For triangulated categories the notion of Bousfield localization is a "special case" of the notion of Verdier quotient. As you observe (and is shown in Lemma 3.1 of the paper you mention) any Bousfield localization arises as the composition of a quotient functor and a right adjoint to the quotient functor. One can view the point of this as being that by general nonsense the right adjoint to a Verdier quotient is always fully faithful and so one can perform the localization by taking an appropriate subcategory of the category in which one started.
Indeed suppose we have a fully faithful exact functor of triangulated categories R -> S where lets say (just to keep everything easy) S is compactly generated, so in particular has all small products and coproducts, and R is localizing then the following statements are equivalent (this works more generally):
i) R -> S admits a right adjoint;
ii) The quotient functor S -> S/R admits a right adjoint
and in this case the right adjoint S/R -> S identifies the Verdier quotient with the full subcategory R^{\perp} of R-local objects. We also have that the right adjoint S -> R identifies R with the Verdier quotient S/R^{\perp}.
By composing these adjoint pairs we get two functors S -> S one for each adjoint pair which are the acyclization and localization functors. These "project" objects of S onto their parts in R and S/R respectively (in the sense that our pair of adjoints define functorial triangles for objects of S presenting them as extensions of objects in S/R by objects of R and we project onto the corresponding object in this triangle) and this localization is the Bousfield localization with respect to the class of maps whose cone lies in R. Every Bousfield localization arises in this way which is the content of Lemma 3.1 in the paper of Benson-Iyengar-Krause.
The conditions on the endofunctor L in Lemma 3.1 boil down to the fact that they are necessary for L to be idempotent and to arise as the monad associated to the unit of an adjunction.

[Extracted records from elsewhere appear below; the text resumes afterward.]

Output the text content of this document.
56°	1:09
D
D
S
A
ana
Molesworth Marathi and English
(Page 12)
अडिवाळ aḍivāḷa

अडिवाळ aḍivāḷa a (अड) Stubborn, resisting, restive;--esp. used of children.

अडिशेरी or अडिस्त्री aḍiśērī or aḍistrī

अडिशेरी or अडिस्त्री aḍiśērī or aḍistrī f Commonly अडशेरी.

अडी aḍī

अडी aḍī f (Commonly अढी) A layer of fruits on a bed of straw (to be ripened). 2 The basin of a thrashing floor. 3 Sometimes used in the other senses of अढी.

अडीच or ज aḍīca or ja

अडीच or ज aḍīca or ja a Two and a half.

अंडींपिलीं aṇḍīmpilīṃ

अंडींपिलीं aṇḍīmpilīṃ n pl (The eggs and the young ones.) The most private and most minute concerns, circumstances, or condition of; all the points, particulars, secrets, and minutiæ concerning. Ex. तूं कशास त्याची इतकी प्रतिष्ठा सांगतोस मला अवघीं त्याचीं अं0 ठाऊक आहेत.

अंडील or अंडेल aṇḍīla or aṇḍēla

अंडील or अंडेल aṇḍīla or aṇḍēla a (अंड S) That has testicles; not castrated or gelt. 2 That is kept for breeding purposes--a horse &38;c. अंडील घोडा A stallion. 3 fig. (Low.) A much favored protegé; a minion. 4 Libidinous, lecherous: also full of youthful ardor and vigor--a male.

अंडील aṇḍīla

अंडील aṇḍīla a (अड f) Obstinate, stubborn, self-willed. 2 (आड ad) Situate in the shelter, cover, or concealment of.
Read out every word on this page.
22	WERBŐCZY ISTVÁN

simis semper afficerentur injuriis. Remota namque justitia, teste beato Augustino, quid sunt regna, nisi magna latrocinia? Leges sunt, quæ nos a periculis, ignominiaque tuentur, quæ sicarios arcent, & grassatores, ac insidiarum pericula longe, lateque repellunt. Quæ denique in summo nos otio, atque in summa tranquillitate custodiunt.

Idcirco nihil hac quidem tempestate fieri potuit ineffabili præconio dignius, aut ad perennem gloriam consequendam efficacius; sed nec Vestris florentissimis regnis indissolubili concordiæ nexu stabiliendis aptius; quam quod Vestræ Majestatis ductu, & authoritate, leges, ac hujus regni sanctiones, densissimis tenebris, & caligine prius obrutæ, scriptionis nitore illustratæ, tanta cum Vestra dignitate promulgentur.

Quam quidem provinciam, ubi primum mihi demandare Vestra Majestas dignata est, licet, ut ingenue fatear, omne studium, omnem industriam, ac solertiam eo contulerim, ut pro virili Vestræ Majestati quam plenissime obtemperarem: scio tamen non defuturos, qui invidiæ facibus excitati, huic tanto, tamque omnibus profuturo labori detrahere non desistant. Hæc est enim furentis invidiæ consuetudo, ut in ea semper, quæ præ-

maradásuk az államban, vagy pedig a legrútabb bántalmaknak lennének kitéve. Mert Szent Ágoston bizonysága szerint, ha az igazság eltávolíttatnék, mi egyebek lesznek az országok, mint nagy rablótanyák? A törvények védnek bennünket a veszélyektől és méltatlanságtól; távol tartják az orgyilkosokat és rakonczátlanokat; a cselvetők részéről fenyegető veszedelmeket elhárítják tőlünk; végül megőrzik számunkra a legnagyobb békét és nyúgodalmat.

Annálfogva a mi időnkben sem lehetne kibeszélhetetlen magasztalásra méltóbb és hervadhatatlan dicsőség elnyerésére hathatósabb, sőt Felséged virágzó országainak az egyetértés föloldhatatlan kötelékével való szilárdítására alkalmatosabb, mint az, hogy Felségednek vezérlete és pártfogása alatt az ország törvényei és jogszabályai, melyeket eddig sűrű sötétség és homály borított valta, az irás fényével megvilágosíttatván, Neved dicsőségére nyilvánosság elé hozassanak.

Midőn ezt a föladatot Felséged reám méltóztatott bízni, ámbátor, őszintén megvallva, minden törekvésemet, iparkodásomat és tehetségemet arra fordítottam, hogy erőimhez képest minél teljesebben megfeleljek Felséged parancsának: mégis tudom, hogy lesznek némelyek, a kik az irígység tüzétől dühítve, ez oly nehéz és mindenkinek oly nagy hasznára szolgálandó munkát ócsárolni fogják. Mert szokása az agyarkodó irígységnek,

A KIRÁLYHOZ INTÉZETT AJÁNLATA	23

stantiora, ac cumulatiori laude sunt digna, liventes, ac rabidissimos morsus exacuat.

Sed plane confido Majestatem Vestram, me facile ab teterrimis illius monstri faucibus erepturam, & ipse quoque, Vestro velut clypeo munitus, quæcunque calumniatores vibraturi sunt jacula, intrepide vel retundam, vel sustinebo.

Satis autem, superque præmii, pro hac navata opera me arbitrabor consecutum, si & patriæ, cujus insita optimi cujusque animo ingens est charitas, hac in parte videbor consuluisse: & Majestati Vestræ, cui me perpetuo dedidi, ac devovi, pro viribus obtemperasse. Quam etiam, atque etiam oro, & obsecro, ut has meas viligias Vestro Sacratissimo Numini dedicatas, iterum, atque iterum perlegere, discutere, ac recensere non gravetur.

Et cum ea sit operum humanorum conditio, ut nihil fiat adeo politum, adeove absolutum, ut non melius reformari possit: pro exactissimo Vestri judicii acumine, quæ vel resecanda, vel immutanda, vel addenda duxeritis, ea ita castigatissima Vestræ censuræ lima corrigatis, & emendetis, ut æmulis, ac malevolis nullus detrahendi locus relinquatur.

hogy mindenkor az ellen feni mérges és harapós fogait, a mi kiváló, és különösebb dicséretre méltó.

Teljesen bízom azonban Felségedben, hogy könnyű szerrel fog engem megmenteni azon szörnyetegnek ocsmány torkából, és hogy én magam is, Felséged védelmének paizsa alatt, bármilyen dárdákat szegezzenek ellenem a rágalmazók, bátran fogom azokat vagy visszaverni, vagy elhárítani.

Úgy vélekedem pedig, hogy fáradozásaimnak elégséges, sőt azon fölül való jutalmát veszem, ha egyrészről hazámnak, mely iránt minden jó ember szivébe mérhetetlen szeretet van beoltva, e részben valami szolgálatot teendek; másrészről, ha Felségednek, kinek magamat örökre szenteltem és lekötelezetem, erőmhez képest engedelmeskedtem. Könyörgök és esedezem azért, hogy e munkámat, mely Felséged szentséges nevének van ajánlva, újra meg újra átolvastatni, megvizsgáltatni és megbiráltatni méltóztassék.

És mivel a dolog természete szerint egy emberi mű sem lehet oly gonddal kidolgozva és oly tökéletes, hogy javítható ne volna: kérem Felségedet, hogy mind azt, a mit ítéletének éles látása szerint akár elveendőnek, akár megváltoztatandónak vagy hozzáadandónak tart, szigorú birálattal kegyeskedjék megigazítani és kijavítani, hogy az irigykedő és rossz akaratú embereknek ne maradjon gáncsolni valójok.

If you wish I can provide references/more details later when I have a bit more time - essentially the point is that in a lot of situations we get Bousfield localizations from our quotient (for instance if R satisfies Brown representability and is localizing, or if it is localizing the quotient is essentially small and S satisfies Brown rep) and whether one uses the localization sequence (i.e. the pair of adjoints) or the localization and acyclization functors is a matter of which is most convenient and personal choice - the formalism tells you that they are equivalent.